As the industry begins to embrace the power of AI, the lakehouse brings patient, research, and operational data together at scale to deliver new innovations in research and care
Databricks, the Data and AI company and pioneer of the data lakehouse paradigm, today launched the industry’s first lakehouse platform for organisations across the healthcare and life sciences industries.
The Databricks Lakehouse for Healthcare and Life Sciences eliminates the need for legacy data architectures which have historically inhibited innovation in patient care and drug discovery by creating data silos and making advanced analytics difficult.
With a single platform for data management, analytics and advanced AI use cases like disease prediction, medical image classification, and biomarker discovery, healthcare organisations can deliver on the promise of precision medicine.
Early adopters in Australia include Healthdirect Australia, Arden Street Labs and Austin Health, while global customers include GE Healthcare, Regeneron, ThermoFisher and Walgreens, as well as partners like Lovelytics, John Snow Labs and ZS Associates.
“All of our solutions are built leveraging Databricks’ lakehouse platform as a core foundation, providing us the ability to rapidly move from Lab to Operations, whilst maintaining data security and computational scalability. Databricks has been key to our ability to support the COVID-19 response here in Victoria, enabling real-time insights and data pipelines as we scaled from managing thousands of patients to hundreds of thousands of patients throughout the Omicron wave.” Jeff Feldman, CTO of Arden Street Labs.
“One of the biggest challenges facing healthcare organisations today is building a comprehensive view of the patient. The Databricks Lakehouse for Healthcare and Life Sciences is helping GE Healthcare with a modern, open, and collaborative platform to build patient views across care pathways. By unifying our data in a single platform with a full suite of analytics and ML capabilities, we’ve diminished costly legacy data silos and equipped our teams with timely and accurate insights.” Joji George, Chief Technology Officer, LCS Digital, GE Healthcare
Databricks is already empowering a new breed of data and AI innovators in healthcare. For example, Cognoa, a paediatric behavioural health company, is using AI to develop diagnostic and therapeutic products with the goals of enabling earlier and more equitable access to care and improving the lives and outcomes of children and families living with behavioural conditions.

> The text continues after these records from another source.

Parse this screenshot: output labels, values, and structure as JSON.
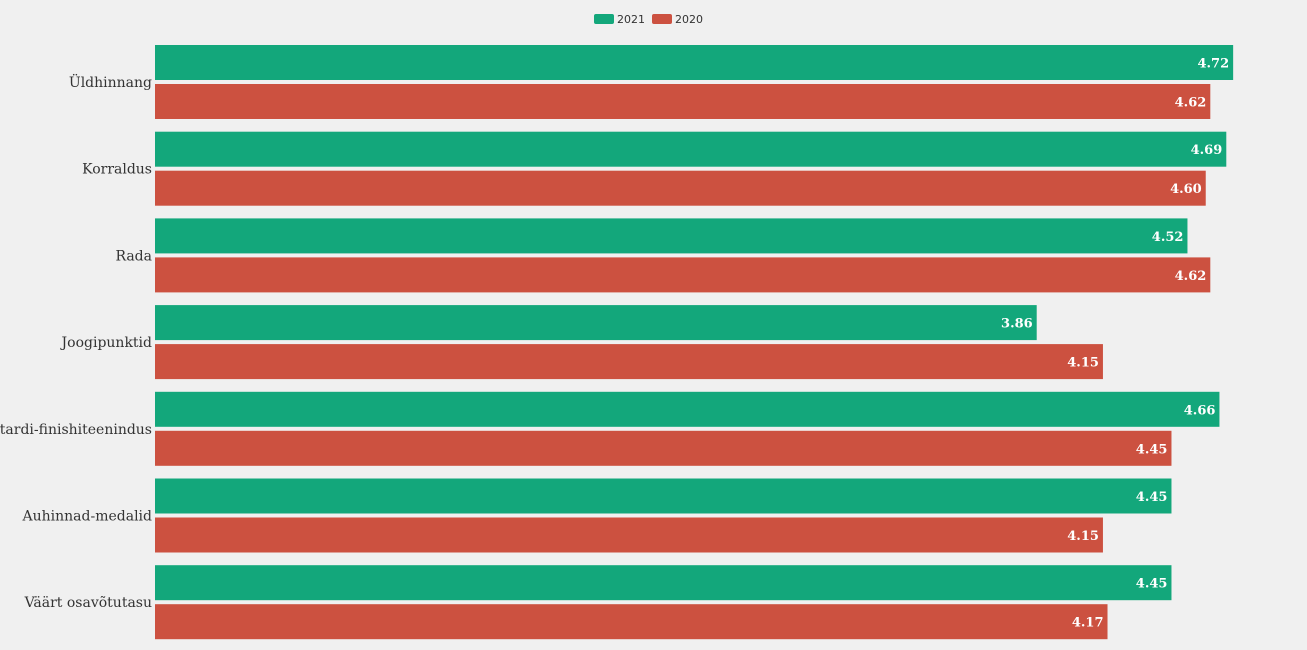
{
  "chart_data": {
    "type": "bar",
    "orientation": "horizontal",
    "categories": [
      "Üldhinnang",
      "Korraldus",
      "Rada",
      "Joogipunktid",
      "Stardi-finishiteenindus",
      "Auhinnad-medalid",
      "Väärt osavõtutasu"
    ],
    "series": [
      {
        "name": "2021",
        "color": "#13a77b",
        "values": [
          4.72,
          4.69,
          4.52,
          3.86,
          4.66,
          4.45,
          4.45
        ],
        "labels": [
          "4.72",
          "4.69",
          "4.52",
          "3.86",
          "4.66",
          "4.45",
          "4.45"
        ]
      },
      {
        "name": "2020",
        "color": "#cc5140",
        "values": [
          4.62,
          4.6,
          4.62,
          4.15,
          4.45,
          4.15,
          4.17
        ],
        "labels": [
          "4.62",
          "4.60",
          "4.62",
          "4.15",
          "4.45",
          "4.15",
          "4.17"
        ]
      }
    ],
    "xlim": [
      0,
      4.75
    ],
    "grid": false,
    "legend_position": "top-center"
  }
}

In other instances, scientists can detect the presence of cancer tumour DNA in blood long before traditional detection methods and provide early cancer screening during annual physicals from a single blood draw. And precision medicine organisations are leveraging the power of data to further the discovery and development of differentiated genomics-based solutions for transplant patients.
“We recognise the important role that data plays in getting our products into the hands of those that need them the most, and the Databricks Lakehouse for Healthcare and Life Sciences solution helps us achieve that goal. This modern platform for data and AI has enabled us to eliminate costly data silos, unlock new opportunities to innovate, and become a more data-driven organisation.” Feng Liang, Sr. IT Director, Thermo Fisher Scientific
Databricks’ Lakehouse for Healthcare and Life Sciences offers customers tailored data and AI solutions to address common industry challenges. Through analytics accelerators and open source libraries – like Glow for genomics – along with a certified ecosystem of partners, organisations can jumpstart their analytics projects and save weeks to months of development time for data engineers and data scientists. These solutions include:
- Disease Risk Prediction: use ML to assess the risk of a patient for a given condition based on a patient’s encounter history and demographics information.

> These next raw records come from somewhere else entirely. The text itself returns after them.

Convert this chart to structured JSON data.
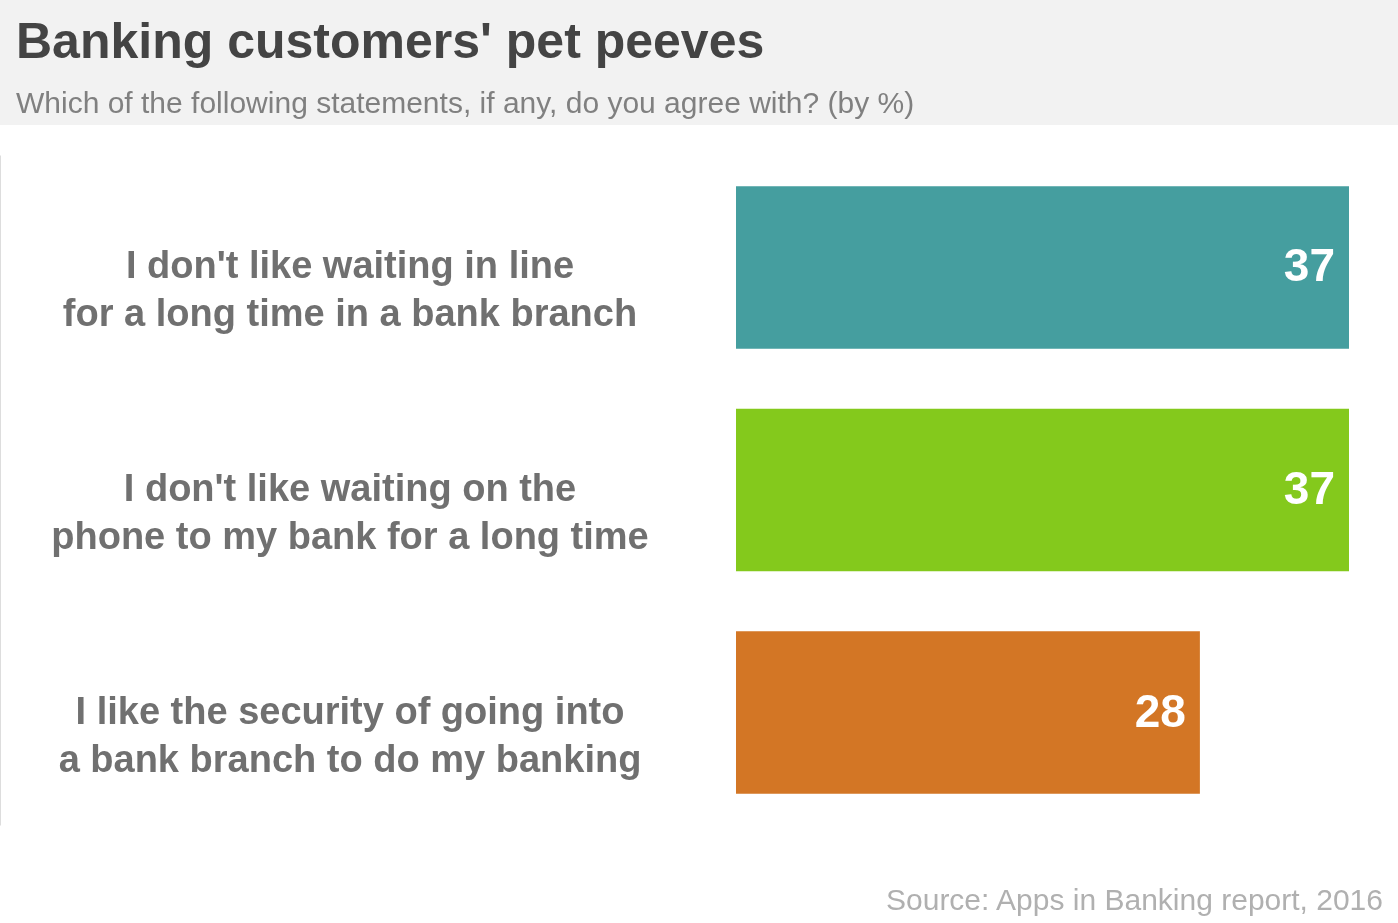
{
  "chart_data": {
    "type": "bar",
    "orientation": "horizontal",
    "title": "Banking customers' pet peeves",
    "subtitle": "Which of the following statements, if any, do you agree with? (by %)",
    "categories": [
      "I don't like waiting in line for a long time in a bank branch",
      "I don't like waiting on the phone to my bank for a long time",
      "I like the security of going into a bank branch to do my banking"
    ],
    "values": [
      37,
      37,
      28
    ],
    "colors": [
      "#459e9f",
      "#84c91c",
      "#d37625"
    ],
    "data_labels": true,
    "annotations": [
      "Source: Apps in Banking report, 2016"
    ]
  }
}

- Digital Pathology Classification: rapidly analyse thousands of whole slide images with deep learning to automate the detection of metastasis.
- Real World Evidence Suite: seamlessly ingest a wide variety of data types, map to analytic data models like OMOP, and build cohorts with tools like propensity score matching.
- Natural Language Processing with John Snow Labs: analyse unstructured medical text using NLP for use cases such as oncology research, drug safety monitoring and anonymising PHI.
- Interoperability with Lovelytics: automate the ingestion of streaming FHIR bundles into the lakehouse for downstream patient analytics at scale.
- Biomedical Research with ZS Associates: improve biomarker discovery for precision medicine with a highly scalable and extensible whole-genome processing solution.
“With the Lakehouse for Healthcare and Sciences, we can help accelerate the development of novel therapeutics and fundamentally change the way care is delivered by going from measuring disease to predicting it,” said Michael Sanky, Global Industry Lead for Healthcare and Life Sciences at Databricks.
Michael Hartman, SVP of Regulated Industries at Databricks added, “The opportunity for healthcare to be transformed with data and AI cannot be overstated. As organisations fully transition to electronic medical records, new data types like genomics evolve, and IoT and wearables take off, the industry is awash in massive amounts of data. But this data is siloed, and teams don’t have the tools to properly use it. With Lakehouse for Healthcare and Life Sciences, we can drive transformation across the entire healthcare ecosystem and help empower our customers to solve specific industry challenges and, ultimately, drive better outcomes for the future of healthcare.”